"This takes place on the other side of the Mediterranean Sea, but it could equally happen here. We are in Tangier, a place of departures, a border town between the North and the South of the world. The border serves those who pass through it looking to cross the Strait and reach Europe, as well as those returning home to find their loved ones. Both groups no longer feel at home, neither here in their home country, nor in the cities, towns or suburbs where they reside on the other side of the sea. Both places foster the same feeling of alienation, marginalization, a deep and insatiable wound: the loss of a country. (...)

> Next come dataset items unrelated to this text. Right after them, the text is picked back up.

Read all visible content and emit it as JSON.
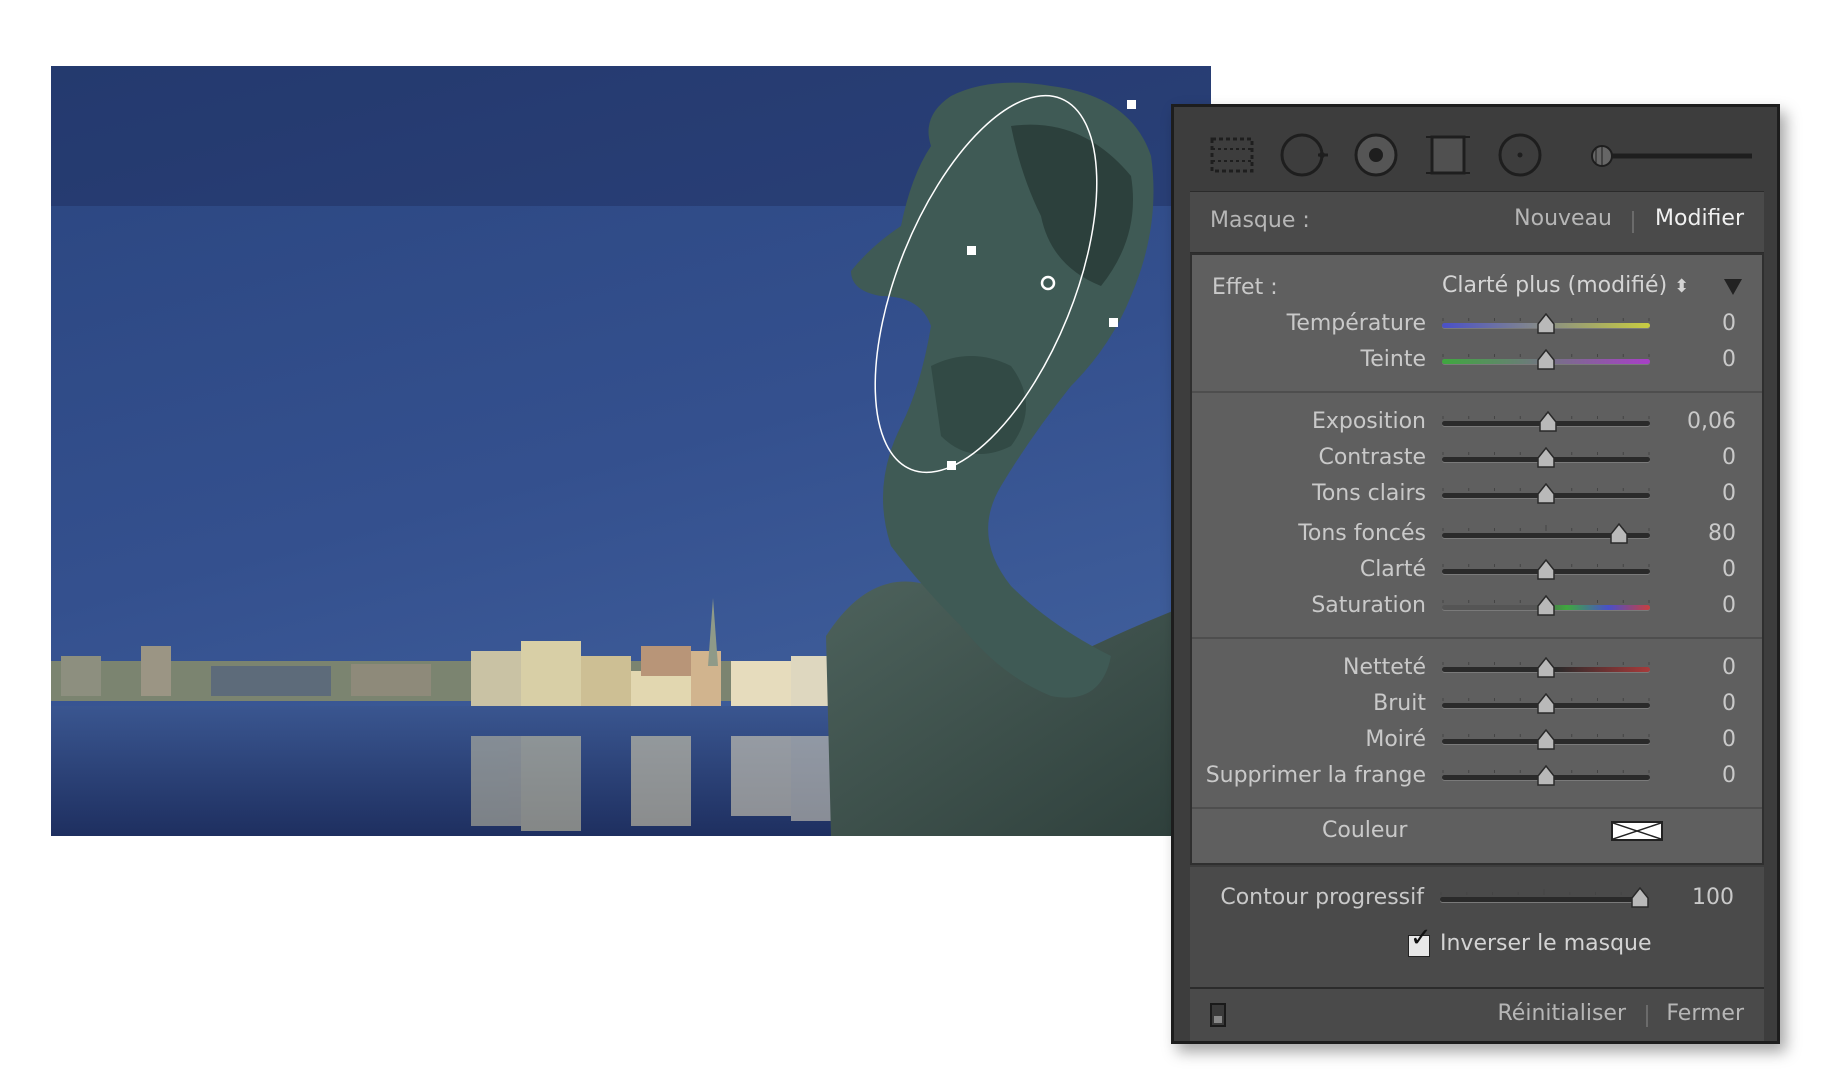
{
  "toolbar": {
    "tools": [
      "graduated-filter-icon",
      "spot-removal-icon",
      "red-eye-icon",
      "crop-icon",
      "radial-filter-icon",
      "adjustment-brush-icon"
    ]
  },
  "mask": {
    "label": "Masque :",
    "new_label": "Nouveau",
    "edit_label": "Modifier"
  },
  "effect": {
    "label": "Effet :",
    "preset": "Clarté plus (modifié)",
    "preset_arrows": "⬍"
  },
  "sliders": {
    "temperature": {
      "label": "Température",
      "value": "0",
      "position": 0.5
    },
    "tint": {
      "label": "Teinte",
      "value": "0",
      "position": 0.5
    },
    "exposure": {
      "label": "Exposition",
      "value": "0,06",
      "position": 0.51
    },
    "contrast": {
      "label": "Contraste",
      "value": "0",
      "position": 0.5
    },
    "highlights": {
      "label": "Tons clairs",
      "value": "0",
      "position": 0.5
    },
    "shadows": {
      "label": "Tons foncés",
      "value": "80",
      "position": 0.85
    },
    "clarity": {
      "label": "Clarté",
      "value": "0",
      "position": 0.5
    },
    "saturation": {
      "label": "Saturation",
      "value": "0",
      "position": 0.5
    },
    "sharpness": {
      "label": "Netteté",
      "value": "0",
      "position": 0.5
    },
    "noise": {
      "label": "Bruit",
      "value": "0",
      "position": 0.5
    },
    "moire": {
      "label": "Moiré",
      "value": "0",
      "position": 0.5
    },
    "defringe": {
      "label": "Supprimer la frange",
      "value": "0",
      "position": 0.5
    },
    "feather": {
      "label": "Contour progressif",
      "value": "100",
      "position": 0.96
    }
  },
  "color": {
    "label": "Couleur"
  },
  "invert": {
    "label": "Inverser le masque",
    "checked": true,
    "check_glyph": "✓"
  },
  "footer": {
    "reset_label": "Réinitialiser",
    "close_label": "Fermer"
  },
  "colors": {
    "sky": "#2b4584",
    "panel": "#3d3d3d",
    "section": "#5f5f5f",
    "text": "#c9c9c9",
    "bronze": "#3f5a55"
  }
}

I'm standing on a vacant lot near the medina, my gaze looks over the harbour. The free zone no longer belongs to the city, it is already elsewhere: a ‘here’ that is already ‘over there’. Places and cultures merge. There is no evidence to suggest that we are in North Africa. The pier, the panels, the ground littered with detritus, the solitary human presence could be found in any Southern European port: Marseille, Genoa, Patras, Brindisi...
Individuals- men, women and children- go to the docks, to the pier, to the customs offices. Others cross the sea, simply heading in the direction of the other side of the coast, beyond the breakwater. As well as this, some even stop in this no man's land, windswept and bathed by the sun. A constant undercurrent of secrets and unexpected rendezvous. The shadows gradually spread out as the sun lazily sets upon the Western world. Below is the sky, an unchanging hunting ground for clouds.
The photographic eye searches and captures this wandering, this loneliness, this dazzling light... (...)
The field of cameras and photography has been transformed by surveillance cameras, leading to the eventual loss of human identity. Instead people become pawns on the world’s great chessboard, mere ‘presences’ without history, destined to oblivion. (...)
As is the fate of exiles, whose way back is never-ending."